Ces approches très débattues sont promues notamment par l'ex-directeur scientifique de la puissante ONG américaine The Nature Conservancy, forte d’un million de membres et qui gère plus de 480 000 km2 de milieux naturels à travers le monde. L’humain a vocation à y contrôler sinon piloter les écosystèmes dont il fait partie intégrante, à valoriser le capital naturel et les services écosystémiques dans des partenariats privé-public. Selon les tenants de cette approche, l’innovation techno-scientifique, la démocratie et la liberté restent des idéaux importants et la marchandisation du vivant pourrait stopper sinon ralentir l’érosion de la biodiversité.
L’écologie du sauvage
Enfin, plus récente, l’écologie du sauvage cherche au contraire à promouvoir l’idée que la nature n’a pas besoin des humains.
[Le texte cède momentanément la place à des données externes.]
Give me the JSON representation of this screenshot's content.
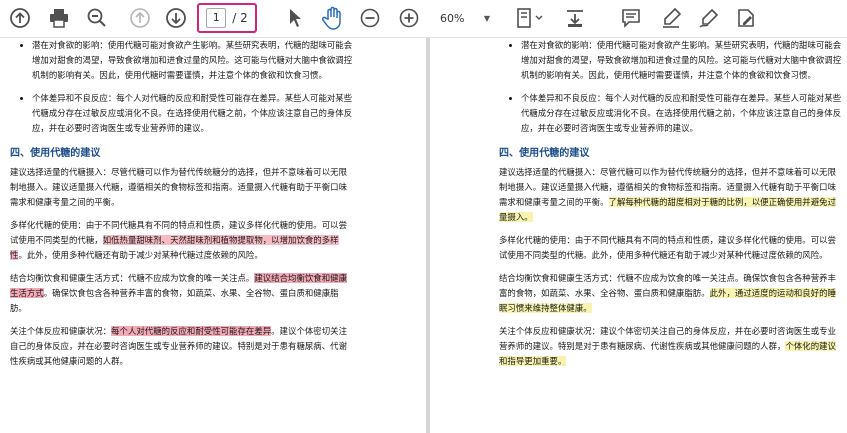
{
  "toolbar": {
    "page_current": "1",
    "page_total": "/ 2",
    "zoom": "60%",
    "icons": [
      "upload-icon",
      "print-icon",
      "search-icon",
      "page-up-icon",
      "page-down-icon",
      "cursor-icon",
      "hand-icon",
      "zoom-out-icon",
      "zoom-in-icon",
      "page-fit-icon",
      "scroll-icon",
      "comment-icon",
      "highlight-icon",
      "sign-icon",
      "edit-icon"
    ]
  },
  "colors": {
    "accent": "#d0267a",
    "heading": "#1f4e8c",
    "red_highlight": "#f6bcc5",
    "yellow_highlight": "#f7f3b0"
  },
  "left": {
    "bullet1": "潜在对食欲的影响：使用代糖可能对食欲产生影响。某些研究表明，代糖的甜味可能会增加对甜食的渴望，导致食欲增加和进食过量的风险。这可能与代糖对大脑中食欲调控机制的影响有关。因此，使用代糖时需要谨慎，并注意个体的食欲和饮食习惯。",
    "bullet2": "个体差异和不良反应：每个人对代糖的反应和耐受性可能存在差异。某些人可能对某些代糖成分存在过敏反应或消化不良。在选择使用代糖之前，个体应该注意自己的身体反应，并在必要时咨询医生或专业营养师的建议。",
    "heading": "四、使用代糖的建议",
    "p1": "建议选择适量的代糖摄入：尽管代糖可以作为替代传统糖分的选择，但并不意味着可以无限制地摄入。建议适量摄入代糖，遵循相关的食物标签和指南。适量摄入代糖有助于平衡口味需求和健康考量之间的平衡。",
    "p2_a": "多样化代糖的使用：由于不同代糖具有不同的特点和性质，建议多样化代糖的使用。可以尝试使用不同类型的代糖，",
    "p2_hl": "如低热量甜味剂、天然甜味剂和植物提取物，以增加饮食的多样性",
    "p2_b": "。此外，使用多种代糖还有助于减少对某种代糖过度依赖的风险。",
    "p3_a": "结合均衡饮食和健康生活方式：代糖不应成为饮食的唯一关注点。",
    "p3_hl": "建议结合均衡饮食和健康生活方式",
    "p3_b": "。确保饮食包含各种营养丰富的食物，如蔬菜、水果、全谷物、蛋白质和健康脂肪。",
    "p4_a": "关注个体反应和健康状况：",
    "p4_hl": "每个人对代糖的反应和耐受性可能存在差异",
    "p4_b": "。建议个体密切关注自己的身体反应，并在必要时咨询医生或专业营养师的建议。特别是对于患有糖尿病、代谢性疾病或其他健康问题的人群。"
  },
  "right": {
    "bullet1": "潜在对食欲的影响：使用代糖可能对食欲产生影响。某些研究表明，代糖的甜味可能会增加对甜食的渴望，导致食欲增加和进食过量的风险。这可能与代糖对大脑中食欲调控机制的影响有关。因此，使用代糖时需要谨慎，并注意个体的食欲和饮食习惯。",
    "bullet2": "个体差异和不良反应：每个人对代糖的反应和耐受性可能存在差异。某些人可能对某些代糖成分存在过敏反应或消化不良。在选择使用代糖之前，个体应该注意自己的身体反应，并在必要时咨询医生或专业营养师的建议。",
    "heading": "四、使用代糖的建议",
    "p1_a": "建议选择适量的代糖摄入：尽管代糖可以作为替代传统糖分的选择，但并不意味着可以无限制地摄入。建议适量摄入代糖，遵循相关的食物标签和指南。适量摄入代糖有助于平衡口味需求和健康考量之间的平衡。",
    "p1_hl": "了解每种代糖的甜度相对于糖的比例，以便正确使用并避免过量摄入。",
    "p2": "多样化代糖的使用：由于不同代糖具有不同的特点和性质，建议多样化代糖的使用。可以尝试使用不同类型的代糖。此外，使用多种代糖还有助于减少对某种代糖过度依赖的风险。",
    "p3_a": "结合均衡饮食和健康生活方式：代糖不应成为饮食的唯一关注点。确保饮食包含各种营养丰富的食物，如蔬菜、水果、全谷物、蛋白质和健康脂肪。",
    "p3_hl": "此外，通过适度的运动和良好的睡眠习惯来维持整体健康。",
    "p4_a": "关注个体反应和健康状况：建议个体密切关注自己的身体反应，并在必要时咨询医生或专业营养师的建议。特别是对于患有糖尿病、代谢性疾病或其他健康问题的人群，",
    "p4_hl": "个体化的建议和指导更加重要。"
  }
}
Les activités humaines doivent protéger ou coopérer avec le monde vivant, en laissant s’exprimer les forces autonomes et évolutives qui l’animent. Elle promeut l’idée que les processus devraient être en libre évolution sur les plus vastes espaces possible, peu importe leur naturalité initiale.
Cette écologie transformative rejette souvent la structure de base du productivisme extractif au profit de systèmes collaboratifs et sobres. Elle cherche une redistribution du pouvoir au sein de l’économie politique et détourne volontiers le droit de propriété pour ne pas exploiter ni contrôler le vivant. On retrouve ces approches dans un nombre croissant d’expériences d’agroécologie en Amérique du Sud, en Inde ou en France, dans les réserves de vie sauvage portées par certaines associations dans les gorges de l’Allier ou le Vercors.
Ces différentes écologies montrent une diversité de manières de prendre en charge les conséquences de la reconnaissance que l’humain s’inscrit toujours dans l’entrelacs des interdépendances écologiques.
Au-delà des catégories et oppositions passées – naturel versus artificiel, sauvage versus domestique, protégé versus exploité – il s’agit désormais de promouvoir les solidarités écologiques, de défendre la nature et la vie en tout lieu en faisant enfin des humains les véritables compagnons de la biosphère.